Doctors warned his parents he didn’t have long to live – most babies with his condition died shortly after birth. But Liam January isn’t the kind of kid to follow norms.
He’s now nine years old and in many ways is like any other boy his age.
He’s obsessed with superheroes, loves playing games on his Xbox and enjoys watching movies and being with his friends. He’s also proved every doctor wrong, his proud parents Edwina (41) and William (47) say – although that doesn’t mean life is without challenges for Liam.
When he was three days old he was diagnosed with brittle bone disease or osteogenesis imperfecta, an incurable congenital condition characterised by fragile bones. He’s had six fractures and there’s constant danger of him falling from his bed or wheelchair.
But William, a sales representative, says the family has adapted to Liam’s needs and the household is a happy one – mostly because his son is such an upbeat little guy.
“He’s a godsend. Yes, he’s my first boy and I’d have liked him to be a soccer player but we still have great fun together.”
“My condition doesn’t keep me down,” Liam says when we meet him at the family home in Retreat, Cape Town. “My heart is happy.”
Liam is the Januarys’ middle child – they also have Isabella (12) and Kyle (5). His positive attitude is infectious. When the family were battling to raise funds for a motorised wheelchair last year, they launched a social media appeal. The response was almost instant: do-nations came flooding in and within a week more than R45 000 had been raised.
Edwina says people often re-marked on how small her bump was when she was pregnant but scans didn’t pick up any anomalies. Then, in her 23rd week, her gynaecologist discovered Liam’s femurs were shorter than they should be.

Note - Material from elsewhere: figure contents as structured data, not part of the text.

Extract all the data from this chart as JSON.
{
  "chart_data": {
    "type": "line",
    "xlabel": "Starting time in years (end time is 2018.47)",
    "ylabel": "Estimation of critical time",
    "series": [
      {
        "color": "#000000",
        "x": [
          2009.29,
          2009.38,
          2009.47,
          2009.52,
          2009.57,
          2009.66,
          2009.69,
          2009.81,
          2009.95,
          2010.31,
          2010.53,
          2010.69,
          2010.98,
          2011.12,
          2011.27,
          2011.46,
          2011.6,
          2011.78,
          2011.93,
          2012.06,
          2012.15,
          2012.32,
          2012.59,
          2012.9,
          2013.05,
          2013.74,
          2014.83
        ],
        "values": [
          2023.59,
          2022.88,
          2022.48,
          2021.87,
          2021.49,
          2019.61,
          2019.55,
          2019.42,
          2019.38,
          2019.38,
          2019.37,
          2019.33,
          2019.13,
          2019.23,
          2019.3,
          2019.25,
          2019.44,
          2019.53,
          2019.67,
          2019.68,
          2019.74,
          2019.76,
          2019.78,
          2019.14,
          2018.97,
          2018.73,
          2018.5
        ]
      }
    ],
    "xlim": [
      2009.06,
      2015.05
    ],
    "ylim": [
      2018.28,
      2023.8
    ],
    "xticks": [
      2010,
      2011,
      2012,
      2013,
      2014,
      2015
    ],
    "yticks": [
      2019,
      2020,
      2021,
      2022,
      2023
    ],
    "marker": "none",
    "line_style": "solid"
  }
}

When her baby was born it was immediately clear something was wrong. “His legs were bow-shaped and every bone in his body was soft,” Edwina says.
“He cried continually.”
Doctors sent him for X-rays and three days later came the devastating news: Liam had osteogenesis imperfecta type 2, the severest form of brittle bone disease.
“It was like living a nightmare,” Edwina says. “I didn’t know how I was going to cope.”

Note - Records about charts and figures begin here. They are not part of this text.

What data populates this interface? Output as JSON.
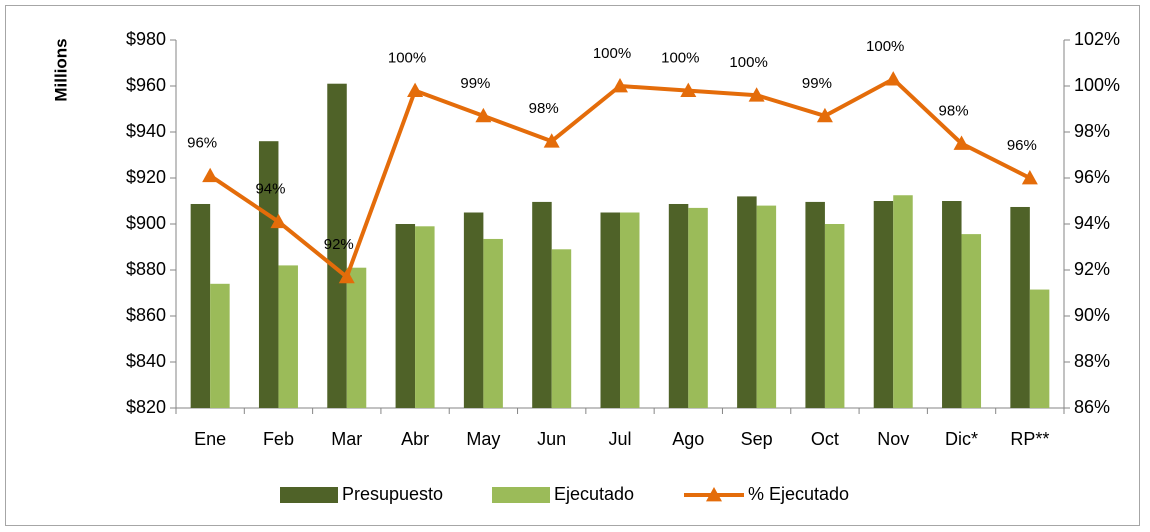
{
  "chart_data": {
    "type": "bar",
    "y_label": "Millions",
    "categories": [
      "Ene",
      "Feb",
      "Mar",
      "Abr",
      "May",
      "Jun",
      "Jul",
      "Ago",
      "Sep",
      "Oct",
      "Nov",
      "Dic*",
      "RP**"
    ],
    "series": [
      {
        "name": "Presupuesto",
        "type": "bar",
        "color": "#4f6228",
        "values": [
          908.7,
          936,
          961,
          900,
          905,
          909.6,
          905,
          908.7,
          912,
          909.6,
          910,
          910,
          907.4
        ]
      },
      {
        "name": "Ejecutado",
        "type": "bar",
        "color": "#9bbb59",
        "values": [
          874,
          882,
          881,
          899,
          893.5,
          889,
          905,
          907,
          908,
          900,
          912.5,
          895.6,
          871.5
        ]
      },
      {
        "name": "% Ejecutado",
        "type": "line",
        "axis": "y2",
        "color": "#e46c0a",
        "values": [
          96.1,
          94.1,
          91.7,
          99.8,
          98.7,
          97.6,
          100.0,
          99.8,
          99.6,
          98.7,
          100.3,
          97.5,
          96.0
        ],
        "value_labels": [
          "96%",
          "94%",
          "92%",
          "100%",
          "99%",
          "98%",
          "100%",
          "100%",
          "100%",
          "99%",
          "100%",
          "98%",
          "96%"
        ]
      }
    ],
    "ylim": [
      820,
      980
    ],
    "yticks": [
      {
        "value": 820,
        "label": "$820"
      },
      {
        "value": 840,
        "label": "$840"
      },
      {
        "value": 860,
        "label": "$860"
      },
      {
        "value": 880,
        "label": "$880"
      },
      {
        "value": 900,
        "label": "$900"
      },
      {
        "value": 920,
        "label": "$920"
      },
      {
        "value": 940,
        "label": "$940"
      },
      {
        "value": 960,
        "label": "$960"
      },
      {
        "value": 980,
        "label": "$980"
      }
    ],
    "y2lim": [
      86,
      102
    ],
    "y2ticks": [
      {
        "value": 86,
        "label": "86%"
      },
      {
        "value": 88,
        "label": "88%"
      },
      {
        "value": 90,
        "label": "90%"
      },
      {
        "value": 92,
        "label": "92%"
      },
      {
        "value": 94,
        "label": "94%"
      },
      {
        "value": 96,
        "label": "96%"
      },
      {
        "value": 98,
        "label": "98%"
      },
      {
        "value": 100,
        "label": "100%"
      },
      {
        "value": 102,
        "label": "102%"
      }
    ],
    "legend": "bottom",
    "grid": false
  }
}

But her little man was a fighter. He was talking in full sentences by the time he was one and when he was four he started attending Vista Nova School in Rondebosch, a school for children with disabilities. He’s now in Grade 2.
Liam’s physical development is stunted and his body is frail but he’s well aware of what he can and can’t do.
“If he sees there are a lot of wild kids around, he removes himself from the situation,” Edwina says.
He knows one knock or fall could break another bone “and he’s very afraid of that”. In winter extra precautions are required because even a slight cold could lead to an infection in his lungs, which are underdeveloped.
Still, he’s living life to the full and even has a spell of modelling under his belt. But for now Liam has his sights set on becoming a professor – or better still, a magician.
“I can make people disappear,” he declares.
“You put a blanket over them and when you pull it off, they disappear.”
No doubt resilient Liam will always find something special to pull out of his hat.